While one of the tallest world leaders, the former president of Senegal is celebrated for far more than his height. At seventy-eight years old, Diouf is the current secretary general of the Organisation Internationale de la Francophonie, more commonly known as La Francophonie. Born to a postal worker in Senegal, Diouf studied law before devoting his life to civil service. As a spokesman for French-speaking nations everywhere, Diouf’s life and career has been inspirational on many fronts and his sponsorship of various causes and programs is exemplary. Diouf, in spite of his respected tenure as leader of Francophonie, has indicated he will not run for executive office again. Experts appear to agree that finding a replacement with his talent and repute will be difficult.
Diouf: The Early Years
Born in Louga, Senegal in 1935, Diouf is a devout Muslim. His mother was a Hal Pulaar while his father was a Serere. His birthplace of Louga is located in the northwest of the country not far from the coast and the coastal city of Saint-Louis. He studied as a child and secondary student in Saint-Louis before heading to Dakar, the capital and most populous city in Senegal, to follow a law degree at university. He also spent some time at the Sorbonne in Paris during his course. He graduated in 1959 and then began his career in the civil service and politics.
Politics à la Senegal
During the 1960s, Diouf aligned himself with the Senegalese Progressive Union, the ruling party. The party was led first by Ousmane Tanor Dieng and then the poet Léopold Sédar Senghor, who served as the Senegalese President. The party would eventually call itself the Socialist Party of Senegal. In 1961 Diouf gained a governorship. He served as a territorial governor before catching the notice of Senghor. In 1962 Diouf was asked to serve as Director of the Cabinet of the Ministry of Foreign Affairs. He continued to move up the ranks in the government and next served as Director of the Cabinet of President and then Secretary-General of the Presidency, a role he took on in 1964 and continued until 1968. He then progressed to the role of the Minister of Planning and Industry before becoming Prime Minister in 1970.
As Senghor’s protégé, Diouf was presented the role of prime minister so that he might begin to cement his personal power base. Senghor groomed Diouf in many ways so few were surprised when the president resigned in 1981 and the position taken up by Diouf. Diouf’s early period the presidency was known for its liberalism. He opened channels for more opposition parties to participate in the nation’s political scene.

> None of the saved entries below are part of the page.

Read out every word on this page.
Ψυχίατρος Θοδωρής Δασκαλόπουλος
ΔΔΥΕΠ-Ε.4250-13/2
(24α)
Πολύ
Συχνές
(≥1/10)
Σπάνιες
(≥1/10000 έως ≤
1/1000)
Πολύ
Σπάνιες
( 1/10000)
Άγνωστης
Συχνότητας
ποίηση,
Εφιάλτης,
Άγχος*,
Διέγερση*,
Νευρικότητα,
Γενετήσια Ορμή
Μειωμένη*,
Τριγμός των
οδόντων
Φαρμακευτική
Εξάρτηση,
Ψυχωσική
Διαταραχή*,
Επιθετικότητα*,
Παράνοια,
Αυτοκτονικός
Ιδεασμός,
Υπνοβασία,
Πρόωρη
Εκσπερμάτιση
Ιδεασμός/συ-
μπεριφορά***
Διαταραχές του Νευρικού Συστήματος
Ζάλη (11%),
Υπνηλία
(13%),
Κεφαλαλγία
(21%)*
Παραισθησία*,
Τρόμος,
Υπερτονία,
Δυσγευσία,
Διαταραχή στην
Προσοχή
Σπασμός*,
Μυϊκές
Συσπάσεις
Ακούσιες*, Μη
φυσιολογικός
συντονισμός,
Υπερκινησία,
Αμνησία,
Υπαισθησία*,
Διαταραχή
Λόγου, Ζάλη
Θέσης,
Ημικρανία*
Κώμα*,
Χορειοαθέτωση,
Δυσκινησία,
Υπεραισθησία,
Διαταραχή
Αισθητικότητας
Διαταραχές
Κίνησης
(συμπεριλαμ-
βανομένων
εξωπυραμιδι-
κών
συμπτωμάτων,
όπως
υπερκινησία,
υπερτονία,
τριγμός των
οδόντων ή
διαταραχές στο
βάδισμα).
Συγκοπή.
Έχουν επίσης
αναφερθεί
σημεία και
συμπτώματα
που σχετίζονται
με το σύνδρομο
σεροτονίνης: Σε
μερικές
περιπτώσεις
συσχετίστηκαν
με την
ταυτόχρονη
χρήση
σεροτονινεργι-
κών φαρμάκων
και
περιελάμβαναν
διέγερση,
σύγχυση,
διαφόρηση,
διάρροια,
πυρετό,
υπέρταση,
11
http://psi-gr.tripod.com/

This turned out to be a strategic move. The opposition became increasingly fractured allowing Diouf’s party to secure a strong majority. Diouf served as president until 2000 when he peaceably conceded defeat and turned the presidency over to his long-time opponent Abdoulaye Wade. On a continent where violence accompanies a change in presidency, Diouf’s peaceful transfer of power is viewed as a model for the region and the African continent.
As a leader with immense experience on the political stage, it was a logical transition for Diouf to take the helm of Francophonie, an organization dedicated to promote all French-speaking nations. As both president of Francophonie and former president of Senegal he has also participated in important causes such as promoting AIDS awareness.
As leader of Francophonie, Diouf has worked for peace and political stability amongst French-speaking nations and their neighbours. The organisation has an integral role in promoting networking between member nations. By fostering political stability and cooperation, the organisation can also nurture economic pursuits of member countries including trade agreements.
During his career as both the leader of Senegal and Francophonie, Diouf has gained notoriety for his strides in the field of healthcare for the people of Senegal and French-speaking nations. For instance, under Diouf’s leadership Senegal became the first nation on the continent to meet the World Health Organisation’s goals for childhood immunisations. Diouf’s policies were successful in controlling the spread of AIDS in Senegal even as disease statistics ballooned in other African nations. Through concerted campaigns that promoted safe sex, Senegal was able to contain the AIDS epidemic to a little as two percent. No world leader is without critics, of course, but Diouf is widely revered for his contributions to both his homeland and the Francophonie organisation.
Who will fill Diouf’s Shoes?
At this time the only person to express an interest in serving as leader of Francophonie has been Michaëlle Jean, the former Governor General of Canada, a Haitian-born woman who was forced to flee to Quebec in 1968 to escape the Duvalier regime. She may have a difficult time in in being appointed to the role, however, as it has historically been filled by a former leader of a developing nation. It remains to be seen if Diouf will endorse anyone in particular. Many French and Creole-speaking nations are waiting to see who will have the vision and energy and skills to build on the programmes that Diouf has so successfully implemented for The Francophonie member nations.
The French language has been a key thread that has brought many nations together. Diouf has been integral in weaving this thread. As an important leader of his times and, in so many ways, a model presidential leader of a nation, Diouf has certainly earned his right to retirement. He has much to be proud of.